In the end the committee cut a deal. It eliminated the grief exclusion but added a note in the text, reminding doctors that any significant loss — of a job, a relationship, a home — could cause depressive symptoms and should be carefully investigated.


“It’s like they took it all back,” Dr. Wakefield said. “I don’t like the way it was done — in a footnote — but it’s there.”


The debate over autism was even more furious, and it resulted in a similar rapprochement.


From the outset, the committee intended to tighten the definition of autism and simplify it, eliminating related labels like Asperger syndrome and “pervasive developmental disorder not otherwise specified,” or PDD-NOS. The rate of diagnosis of such conditions has exploded over the past decade, in part due to the vagueness of the definitions, and the committee wanted to draw clearer boundaries.


It proposed a single “autism spectrum disorder” category, with stricter requirements.


Some outside researchers raised concerns. In January one of them, Dr. Fred Volkmar of the Yale School of Medicine, who had quit the committee in protest, presented research suggesting that 45 percent or more of people who currently had an autism or related diagnosis would not have one under the proposed revision.


Autism groups reacted immediately, fearing that the change in the diagnosis would deny services to children and families who need them.


The committee countered with its own study, suggesting that the new definition would exclude about 10 percent of people currently with a diagnosis. And again, the experts took a half step back.


The new, streamlined definition was approved, but with language that took into account a person’s diagnostic history. “It’s explicit that anyone who’s had an Asperger’s or autism or PDD-NOS diagnosis before is now included,” said Catherine Lord, a committee member who worked on the new definition and who is director of the Center for Autism and the Developing Brain in New York. “Essentially everyone gets in.”


Pediatric bipolar disorder posed a different challenge.


In the 1990s and 2000s, psychiatrists began giving aggressive, explosive children a diagnosis of bipolar disorder in increasing numbers.
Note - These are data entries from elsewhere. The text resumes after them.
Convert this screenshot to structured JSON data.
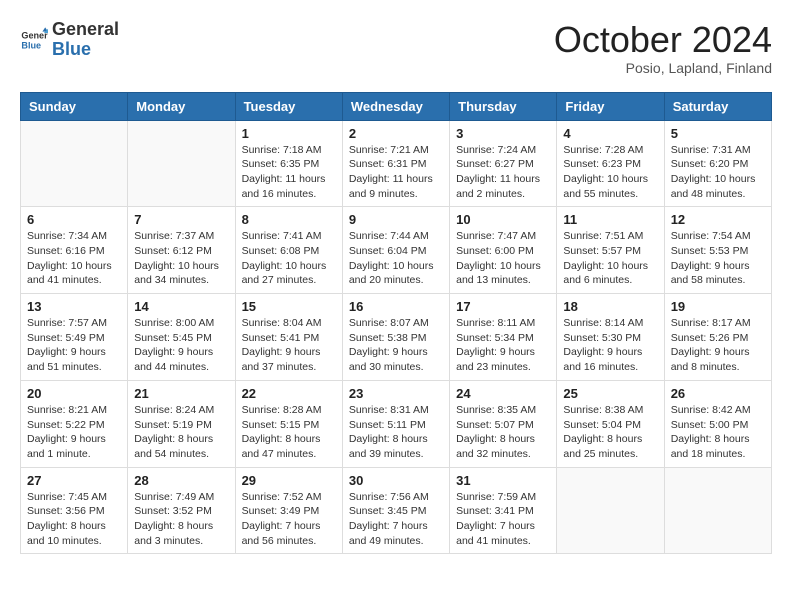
{
  "header": {
    "logo_general": "General",
    "logo_blue": "Blue",
    "month_title": "October 2024",
    "subtitle": "Posio, Lapland, Finland"
  },
  "days_of_week": [
    "Sunday",
    "Monday",
    "Tuesday",
    "Wednesday",
    "Thursday",
    "Friday",
    "Saturday"
  ],
  "weeks": [
    [
      {
        "day": "",
        "info": ""
      },
      {
        "day": "",
        "info": ""
      },
      {
        "day": "1",
        "info": "Sunrise: 7:18 AM\nSunset: 6:35 PM\nDaylight: 11 hours and 16 minutes."
      },
      {
        "day": "2",
        "info": "Sunrise: 7:21 AM\nSunset: 6:31 PM\nDaylight: 11 hours and 9 minutes."
      },
      {
        "day": "3",
        "info": "Sunrise: 7:24 AM\nSunset: 6:27 PM\nDaylight: 11 hours and 2 minutes."
      },
      {
        "day": "4",
        "info": "Sunrise: 7:28 AM\nSunset: 6:23 PM\nDaylight: 10 hours and 55 minutes."
      },
      {
        "day": "5",
        "info": "Sunrise: 7:31 AM\nSunset: 6:20 PM\nDaylight: 10 hours and 48 minutes."
      }
    ],
    [
      {
        "day": "6",
        "info": "Sunrise: 7:34 AM\nSunset: 6:16 PM\nDaylight: 10 hours and 41 minutes."
      },
      {
        "day": "7",
        "info": "Sunrise: 7:37 AM\nSunset: 6:12 PM\nDaylight: 10 hours and 34 minutes."
      },
      {
        "day": "8",
        "info": "Sunrise: 7:41 AM\nSunset: 6:08 PM\nDaylight: 10 hours and 27 minutes."
      },
      {
        "day": "9",
        "info": "Sunrise: 7:44 AM\nSunset: 6:04 PM\nDaylight: 10 hours and 20 minutes."
      },
      {
        "day": "10",
        "info": "Sunrise: 7:47 AM\nSunset: 6:00 PM\nDaylight: 10 hours and 13 minutes."
      },
      {
        "day": "11",
        "info": "Sunrise: 7:51 AM\nSunset: 5:57 PM\nDaylight: 10 hours and 6 minutes."
      },
      {
        "day": "12",
        "info": "Sunrise: 7:54 AM\nSunset: 5:53 PM\nDaylight: 9 hours and 58 minutes."
      }
    ],
    [
      {
        "day": "13",
        "info": "Sunrise: 7:57 AM\nSunset: 5:49 PM\nDaylight: 9 hours and 51 minutes."
      },
      {
        "day": "14",
        "info": "Sunrise: 8:00 AM\nSunset: 5:45 PM\nDaylight: 9 hours and 44 minutes."
      },
      {
        "day": "15",
        "info": "Sunrise: 8:04 AM\nSunset: 5:41 PM\nDaylight: 9 hours and 37 minutes."
      },
      {
        "day": "16",
        "info": "Sunrise: 8:07 AM\nSunset: 5:38 PM\nDaylight: 9 hours and 30 minutes."
      },
      {
        "day": "17",
        "info": "Sunrise: 8:11 AM\nSunset: 5:34 PM\nDaylight: 9 hours and 23 minutes."
      },
      {
        "day": "18",
        "info": "Sunrise: 8:14 AM\nSunset: 5:30 PM\nDaylight: 9 hours and 16 minutes."
      },
      {
        "day": "19",
        "info": "Sunrise: 8:17 AM\nSunset: 5:26 PM\nDaylight: 9 hours and 8 minutes."
      }
    ],
    [
      {
        "day": "20",
        "info": "Sunrise: 8:21 AM\nSunset: 5:22 PM\nDaylight: 9 hours and 1 minute."
      },
      {
        "day": "21",
        "info": "Sunrise: 8:24 AM\nSunset: 5:19 PM\nDaylight: 8 hours and 54 minutes."
      },
      {
        "day": "22",
        "info": "Sunrise: 8:28 AM\nSunset: 5:15 PM\nDaylight: 8 hours and 47 minutes."
      },
      {
        "day": "23",
        "info": "Sunrise: 8:31 AM\nSunset: 5:11 PM\nDaylight: 8 hours and 39 minutes."
      },
      {
        "day": "24",
        "info": "Sunrise: 8:35 AM\nSunset: 5:07 PM\nDaylight: 8 hours and 32 minutes."
      },
      {
        "day": "25",
        "info": "Sunrise: 8:38 AM\nSunset: 5:04 PM\nDaylight: 8 hours and 25 minutes."
      },
      {
        "day": "26",
        "info": "Sunrise: 8:42 AM\nSunset: 5:00 PM\nDaylight: 8 hours and 18 minutes."
      }
    ],
    [
      {
        "day": "27",
        "info": "Sunrise: 7:45 AM\nSunset: 3:56 PM\nDaylight: 8 hours and 10 minutes."
      },
      {
        "day": "28",
        "info": "Sunrise: 7:49 AM\nSunset: 3:52 PM\nDaylight: 8 hours and 3 minutes."
      },
      {
        "day": "29",
        "info": "Sunrise: 7:52 AM\nSunset: 3:49 PM\nDaylight: 7 hours and 56 minutes."
      },
      {
        "day": "30",
        "info": "Sunrise: 7:56 AM\nSunset: 3:45 PM\nDaylight: 7 hours and 49 minutes."
      },
      {
        "day": "31",
        "info": "Sunrise: 7:59 AM\nSunset: 3:41 PM\nDaylight: 7 hours and 41 minutes."
      },
      {
        "day": "",
        "info": ""
      },
      {
        "day": "",
        "info": ""
      }
    ]
  ]
}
The trend appalled many patient advocates and doctors.


Bipolar disorder, which is characterized by episodes of depression and mania, had previously been an adult problem; now the diagnosis is given to children as young as 2 — along with powerful psychiatric drugs and tranquilizers that also cause rapid weight gain. The committee wanted to stop the trend in its tracks, said experts who were involved.


Most of the children treated for bipolar disorder did not have it, recent research found. The committee settled on an alternative label: “disruptive mood dysregulation disorder,” or D.M.D.D., which describes extreme hostility and outbursts beyond normal tantrums.
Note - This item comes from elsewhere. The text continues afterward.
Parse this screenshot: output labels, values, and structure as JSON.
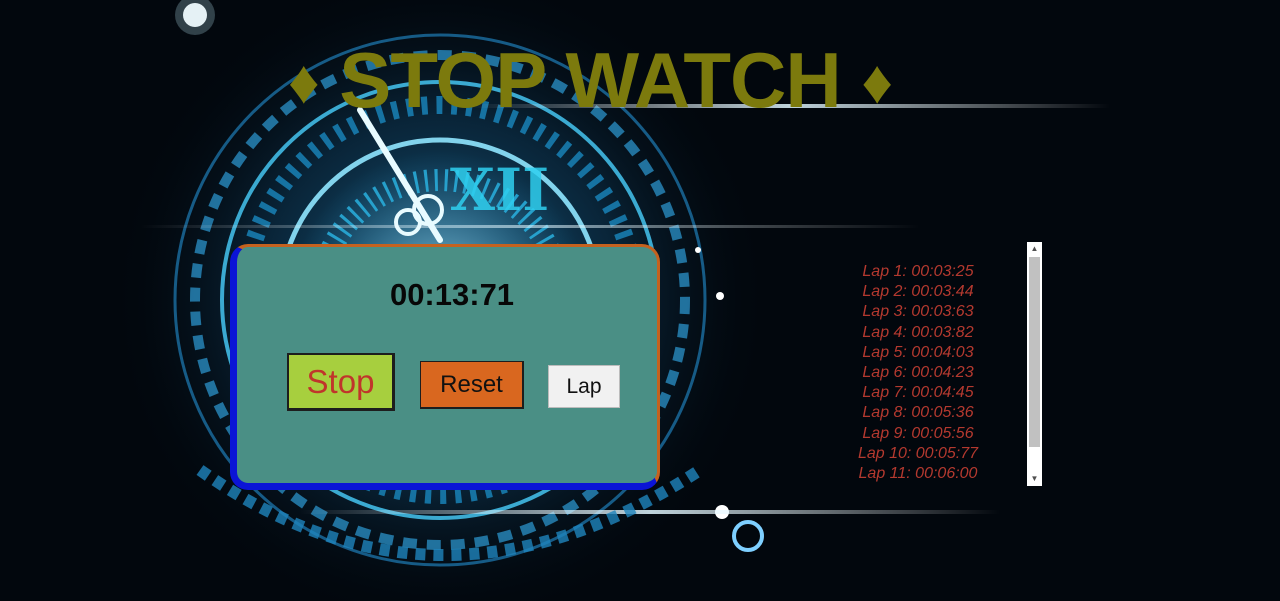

“They essentially wanted to have some place for these kids, and D.M.D.D. was all they had in their kit,” said Dr. Gabrielle Carlson, a child psychiatrist at Stony Brook University Medical Center, who provided some outside consultation. “These are mostly kids who have A.D.H.D. or what we would call oppositional defiant disorder, but with this explosive feature. They need help; you can’t wait forever. The question was what to call it, without pretending we know enough to saddle them with a lifelong diagnosis” like bipolar disorder.


D.M.D.D. has its own problems, as many experts were quick to point out. It could be a symptom of an underlying condition, as Dr. Carlson argues. It could “medicalize” frequent temper tantrums. It’s brand new, and no one knows how it will play out in practice.


But it is now in the book — because it was the best solution available, experts inside and outside of the revision process said.


From beginning to end, many experts said, the process of defining psychiatric diagnoses is very much like finding the right one for an individual: it’s a process of negotiation, in many cases.


“That’s one of the take-aways from all this, and I think it’s a good one,” Dr. Carlson said. “A diagnosis is a hypothesis. It’s a start, and you have to start somewhere. But that’s all it is.”


One of the committee’s most ambitious proposals was perhaps the least noticed: a commitment to update the book continually, when there’s good reason to, rather than once every decade or so in a giant heave. That was approved without much fanfare.